Just as many corporate Web sites flopped at first, corporate blogs today are still in trial-and-error mode. "This is 1994 for the blogs," Lamb said.
Readers tend to find blogs through Internet searches, word-of-mouth and its Internet equivalent, hyperlinks on other blog sites.
Some companies, such as MMI Associates, a Raleigh public relations firm, concede that their blogs are works-in-progress. But Kipp Bodnar, an account executive at the firm, thinks that the blog the agency began in late August will be worth the effort.
"It is the next step in communications," he said.
Certainly there are a multitude of corporate blogs vying for attention.
Technorati, a blog search site, surveyed the landscape and found 7,000 corporate blogs in 2003, said David Sifry, founder and CEO. Six months later, the number had jumped to 15,000.
Technorati hasn't done a similar survey since, but Sifry expects that the number has continued to rise dramatically. Corporate blogs are especially popular with high-technology industries.
If you are in certain industries, "you should have a blog. Most of your competitors do," said Diane Kuehn, CEO of VisionPoint, a Raleigh firm that specializes in online marketing.
Unlike corporate Web sites, corporate blogs aren't always tied to a company's name.
Beal's blog is called Marketing Pilgrim. WebSourced's blog, the one originated by Beal, is called Search Engine Lowdown.
But the company affiliations aren't hidden.
Marketing Pilgrim includes an "About Andy Beal" section that specifies that he is CEO of Fortune Interactive, and includes a hyperlink to the company's Web site. The blog also is "sponsored by Fortune Interactive."
Scot Wingo is CEO of ChannelAdvisor, a Morrisville company whose software and services help customers make sales over the Internet. He takes a similar approach on his blog about the e-commerce industry, called eBay Strategies. Wingo also wrote a book called "eBay Strategies."
In a recent posting about a new development at ChannelAdvisor, Wingo inserted a disclaimer, pointing out that he's the company's CEO.
"We try to be totally upfront and let people know there is a conflict of interest," said Wingo. "I'm not a journalist."
The most successful blogs can generate revenue of their own.
WebSourced's Search Engine Lowdown has attracted more than $100,000 in ads from other companies so far this year, according to company spokesman Xavier Hermosillo. WebSourced says the site attracts 800 to 1,500 readers daily.

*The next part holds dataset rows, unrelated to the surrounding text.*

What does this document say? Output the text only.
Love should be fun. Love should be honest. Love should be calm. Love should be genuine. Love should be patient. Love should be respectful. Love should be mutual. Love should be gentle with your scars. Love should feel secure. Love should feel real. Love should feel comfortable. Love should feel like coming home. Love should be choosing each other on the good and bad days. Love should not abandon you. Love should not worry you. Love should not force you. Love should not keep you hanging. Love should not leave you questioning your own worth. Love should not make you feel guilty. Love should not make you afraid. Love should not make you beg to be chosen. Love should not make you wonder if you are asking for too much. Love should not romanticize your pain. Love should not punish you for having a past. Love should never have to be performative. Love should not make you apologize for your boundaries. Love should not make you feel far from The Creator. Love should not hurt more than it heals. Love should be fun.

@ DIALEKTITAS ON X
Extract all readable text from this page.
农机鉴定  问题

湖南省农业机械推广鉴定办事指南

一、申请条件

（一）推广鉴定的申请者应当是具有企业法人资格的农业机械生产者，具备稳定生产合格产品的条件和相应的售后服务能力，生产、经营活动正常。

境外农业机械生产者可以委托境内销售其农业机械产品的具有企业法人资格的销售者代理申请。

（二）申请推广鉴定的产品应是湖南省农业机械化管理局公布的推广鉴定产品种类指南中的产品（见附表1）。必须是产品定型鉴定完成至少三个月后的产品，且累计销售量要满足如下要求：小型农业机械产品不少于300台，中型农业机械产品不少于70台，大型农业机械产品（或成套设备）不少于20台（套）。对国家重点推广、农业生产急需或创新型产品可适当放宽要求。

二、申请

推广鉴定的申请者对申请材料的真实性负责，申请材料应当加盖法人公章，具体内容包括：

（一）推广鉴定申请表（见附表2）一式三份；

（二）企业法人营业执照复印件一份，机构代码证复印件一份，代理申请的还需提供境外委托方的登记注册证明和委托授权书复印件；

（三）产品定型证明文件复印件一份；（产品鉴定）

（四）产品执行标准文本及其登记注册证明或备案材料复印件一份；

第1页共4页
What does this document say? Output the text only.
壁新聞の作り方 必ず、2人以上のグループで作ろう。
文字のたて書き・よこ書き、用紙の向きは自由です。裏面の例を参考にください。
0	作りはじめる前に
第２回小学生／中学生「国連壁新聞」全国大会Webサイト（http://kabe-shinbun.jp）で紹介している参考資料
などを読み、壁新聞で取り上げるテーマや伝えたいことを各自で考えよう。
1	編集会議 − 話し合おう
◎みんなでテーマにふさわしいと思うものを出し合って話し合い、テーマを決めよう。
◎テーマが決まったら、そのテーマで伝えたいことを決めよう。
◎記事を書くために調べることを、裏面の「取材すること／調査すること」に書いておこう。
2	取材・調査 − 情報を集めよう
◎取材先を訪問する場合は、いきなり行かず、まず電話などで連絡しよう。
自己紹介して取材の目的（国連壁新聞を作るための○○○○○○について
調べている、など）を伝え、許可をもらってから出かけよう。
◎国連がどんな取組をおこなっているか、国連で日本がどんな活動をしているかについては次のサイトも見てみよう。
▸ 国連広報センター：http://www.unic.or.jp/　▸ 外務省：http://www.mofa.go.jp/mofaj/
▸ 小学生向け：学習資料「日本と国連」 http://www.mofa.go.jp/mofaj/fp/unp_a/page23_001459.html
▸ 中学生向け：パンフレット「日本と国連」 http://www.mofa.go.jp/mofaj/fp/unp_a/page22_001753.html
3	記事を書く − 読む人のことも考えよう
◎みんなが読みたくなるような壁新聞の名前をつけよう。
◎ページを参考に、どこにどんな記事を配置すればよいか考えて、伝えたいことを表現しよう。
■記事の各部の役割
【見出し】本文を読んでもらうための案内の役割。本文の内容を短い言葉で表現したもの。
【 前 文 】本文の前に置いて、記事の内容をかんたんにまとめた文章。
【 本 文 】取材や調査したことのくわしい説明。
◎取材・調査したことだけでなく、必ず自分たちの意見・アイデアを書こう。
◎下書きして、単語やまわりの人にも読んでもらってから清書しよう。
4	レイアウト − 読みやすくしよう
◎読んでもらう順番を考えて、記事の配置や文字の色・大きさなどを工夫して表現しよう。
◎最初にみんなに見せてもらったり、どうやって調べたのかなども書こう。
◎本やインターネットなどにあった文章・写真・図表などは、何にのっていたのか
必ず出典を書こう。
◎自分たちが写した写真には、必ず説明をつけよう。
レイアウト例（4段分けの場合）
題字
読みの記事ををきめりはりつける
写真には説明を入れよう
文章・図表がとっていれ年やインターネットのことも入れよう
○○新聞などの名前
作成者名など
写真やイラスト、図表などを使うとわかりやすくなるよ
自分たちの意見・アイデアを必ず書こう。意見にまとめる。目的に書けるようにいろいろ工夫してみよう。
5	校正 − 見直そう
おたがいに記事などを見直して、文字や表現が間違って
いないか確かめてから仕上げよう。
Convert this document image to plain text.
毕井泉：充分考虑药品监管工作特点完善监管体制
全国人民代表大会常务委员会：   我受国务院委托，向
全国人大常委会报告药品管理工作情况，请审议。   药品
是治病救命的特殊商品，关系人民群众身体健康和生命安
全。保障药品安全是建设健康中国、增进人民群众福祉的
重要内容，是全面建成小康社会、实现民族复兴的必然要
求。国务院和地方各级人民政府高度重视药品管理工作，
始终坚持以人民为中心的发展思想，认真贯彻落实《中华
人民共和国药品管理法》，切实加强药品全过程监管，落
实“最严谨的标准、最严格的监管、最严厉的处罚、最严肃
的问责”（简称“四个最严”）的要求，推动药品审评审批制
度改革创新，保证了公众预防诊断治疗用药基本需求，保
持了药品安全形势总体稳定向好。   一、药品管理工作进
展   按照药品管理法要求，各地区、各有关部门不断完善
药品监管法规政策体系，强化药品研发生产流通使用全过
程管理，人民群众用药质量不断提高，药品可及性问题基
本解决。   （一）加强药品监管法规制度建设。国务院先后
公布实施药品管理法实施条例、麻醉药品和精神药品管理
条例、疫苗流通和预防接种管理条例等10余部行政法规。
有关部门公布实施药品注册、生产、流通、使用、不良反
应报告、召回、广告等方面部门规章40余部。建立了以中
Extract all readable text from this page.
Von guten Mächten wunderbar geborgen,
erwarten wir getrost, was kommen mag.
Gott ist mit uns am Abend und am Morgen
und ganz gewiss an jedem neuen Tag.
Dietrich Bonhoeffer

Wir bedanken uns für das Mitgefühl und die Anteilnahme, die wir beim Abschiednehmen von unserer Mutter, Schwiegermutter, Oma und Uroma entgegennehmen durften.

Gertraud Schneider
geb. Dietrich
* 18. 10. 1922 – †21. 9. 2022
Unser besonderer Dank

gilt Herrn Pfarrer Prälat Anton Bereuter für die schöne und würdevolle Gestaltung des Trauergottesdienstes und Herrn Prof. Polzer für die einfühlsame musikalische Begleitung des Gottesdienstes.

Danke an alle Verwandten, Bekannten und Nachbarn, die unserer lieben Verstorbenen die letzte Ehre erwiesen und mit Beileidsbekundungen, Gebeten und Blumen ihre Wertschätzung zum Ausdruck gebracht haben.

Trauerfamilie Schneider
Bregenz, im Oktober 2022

The best blogs -- corporate or otherwise -- have a distinctive voice, the work of a single author. That can mean a major time commitment, depending on how frequently they are updated. As a recent day unfolded, Beal added a dozen items.
"I wouldn't do it if it wasn't fun," said Beal. "I enjoy getting a scoop. It's still work, but it is enjoyable work."
But blogging isn't for everyone.
Steven Keith, interactive director at Raleigh public relations agency Capstrat, said many clients are interested in sounding off on issues that are dear to them, but that may not tie into their businesses.
"I persuade more clients not to do it, rather than do it," Keith said of blogging.
Some clients even want Capstrat to ghostwrite a blog for them, something the agency won't do. That, said Keith, would destroy a blog's integrity.